Sto tornando da Paestum a Incisa Valdarno al termine di un week end fra i più arricchenti vissuti negli ultimi anni. Assolutamente imprevedibile sotto tutti i punti di vista. Il motivo di questa puntata verso il sud, nei giorni del minaccioso arrivo del primo Medicane che sta creando problemi non indifferenti a Sicilia e Calabria, è stato l’invito delle Reti della Carità a partecipare ed intervenire al loro convegno nazionale. Non ne avevo mai sentito parlare e, confesso sinceramente, nonostante le ricerche fatte online la mia conoscenza e comprensione non erano migliorate. Ma le cose sono cambiate appena sceso dal Freccia Rossa ad Agropoli. Con vari altri organizzatori e relatori ci siamo resi conto che avevamo viaggiato sullo stesso treno e nei due giorni successivi abbiamo condiviso lo stesso pulmino per gli spostamenti, lo stesso hotel, momenti di relax e una cena tipica del Cilento con possibilità di conoscenza reciproca profonda.

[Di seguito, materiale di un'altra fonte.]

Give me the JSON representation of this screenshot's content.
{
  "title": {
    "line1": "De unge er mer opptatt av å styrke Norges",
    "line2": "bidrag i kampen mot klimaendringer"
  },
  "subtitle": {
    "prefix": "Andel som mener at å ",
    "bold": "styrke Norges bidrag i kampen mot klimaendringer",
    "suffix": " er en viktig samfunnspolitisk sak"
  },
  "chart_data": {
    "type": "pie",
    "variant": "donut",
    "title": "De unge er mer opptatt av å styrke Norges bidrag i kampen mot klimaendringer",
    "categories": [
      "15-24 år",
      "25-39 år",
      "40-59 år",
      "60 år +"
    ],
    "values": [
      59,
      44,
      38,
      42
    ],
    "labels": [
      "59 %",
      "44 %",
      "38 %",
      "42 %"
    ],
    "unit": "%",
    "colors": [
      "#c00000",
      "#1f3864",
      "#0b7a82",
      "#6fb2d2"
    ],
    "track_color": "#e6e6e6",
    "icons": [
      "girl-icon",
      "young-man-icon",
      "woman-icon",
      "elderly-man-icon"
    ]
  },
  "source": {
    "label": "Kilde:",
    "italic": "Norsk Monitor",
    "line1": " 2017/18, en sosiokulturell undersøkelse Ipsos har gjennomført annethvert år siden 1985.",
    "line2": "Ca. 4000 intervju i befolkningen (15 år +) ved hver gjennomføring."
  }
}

Non ho trovato una organizzazione o istituzione, ma persone. E questa mi è parsa la scoperta più bella. Le Reti della carità, infatti, non sono una struttura e non hanno nulla di istituzionale ed organizzativo. Tutto è spontaneo, perché raccolgono persone impegnate in progetti di servizio (accoglienza, assistenza, integrazione, sviluppo ecc.) sul territorio italiano. Mi sono reso conto che a volte si tratta di micro realizzazioni: magari una casa famiglia con una ventina di donne immigrate abusate o poveri che vivono o sopravvivono attorno ad una parrocchia o la presenza nei quartieri più problematici di una città come Napoli. La fantasia del servizio al prossimo quando veramente motivata non ha confini ed è in costante evoluzione. La differenza fra tutte queste persone la fa il fatto che si trovano legate in rete per condividere problemi, questioni con le istituzioni, difficoltà. Li ho sentiti incoraggiarsi a vicenda, condividere situazioni critiche sia all’interno delle loro iniziative che con le istituzioni locali.

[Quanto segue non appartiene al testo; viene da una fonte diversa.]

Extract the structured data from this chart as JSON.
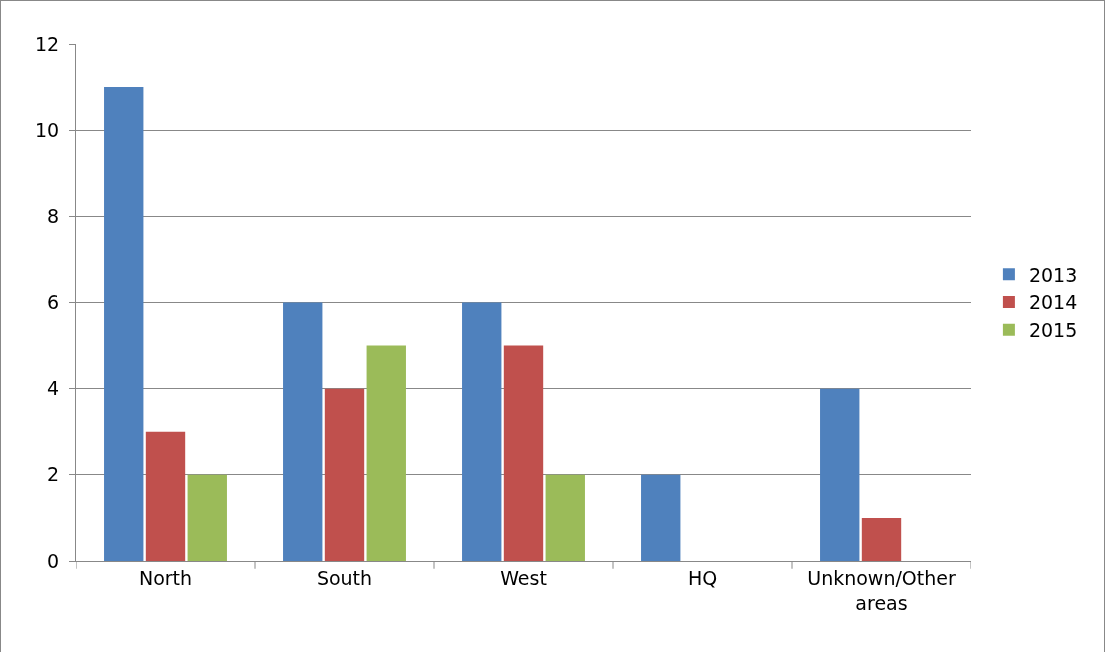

Mi sono trovato inserito in una vera rete di rapporti, aperta verso l’esterno, quelle periferie che stanno tanto a cuore a papa Francesco. Ho trovato credenti veri, coerenti, sinceri: una Chiesa cattolica italiana, forse invisibile, ma reale e concreta, radicata sul territorio. Soprattutto ho sperimentato una amicizia vera fra loro, sia pure ognuno sia impegnato in contesti molto diversi, spesso a centinaia di chilometri di distanza dagli altri. Appartengono a associazioni o gruppi i cui nomi sono sconosciuti a livello del pubblico e dell’opinione pubblica nazionale. Ma fanno la differenza sul territorio. E’ lì che la gente vive, che i poveri e i nuovi poveri devono trovare come sopravvivere ogni giorno, lì arrivano i migranti, lì devono integrarsi. E’ quel ‘lì’ che ho scoperto in queste persone che si sono cementate in una amicizia vera, aperta che mi ha coinvolto, senza alcuna pretesa, fronzoli o discorsi inutili. Mi sono sentito a casa, nel contesto italiano, fra gente radicata nel suo contesto che mi ha fatto vedere un altro angolo del Paese e della Chiesa che ci vive. Con alcuni si sono aperti i cuori alla propria storia e a quella delle comunità che rappresentavano, sono venuti in evidenza anche i problemi.

Mi ha toccato la conclusione del nostro stare insieme ieri. Dopo un pranzo semplice che ha concluso il convegno che era intitolato al ‘dialogo’, abbiamo preso un caffè – tutti insieme gli organizzatori e relatori – in un bar vicino al comune che ci aveva ospitato. Momenti scanditi da condivisioni semplici, vere e fraterne. Poi, alla stazione di Agropoli, dopo aver salutato sindaco e personale del comune che ci aveva accompagnato nell’organizzazione di questi due giorni. Con alcuni abbiamo ancora viaggiato insieme fino a Battipaglia, poi le nostre linee ferroviarie si sono divise. Altri erano già ripartiti in auto. La sensazione che mi è rimasta in cuore – ci pensavo mentre viaggiavo verso Roma – era quella di un gran senso di ricchezza per aver vissuto un momento vero, con gente impegnata, coerente che cerca di essere testimone di un Vangelo che è servizio e che si mantiene collegata per avere coraggio e forze per poter proseguire.

Ho ricevuto una grande lezione di servizio, concretezza ed amicizia e, soprattutto, mi sento parte di questa rete!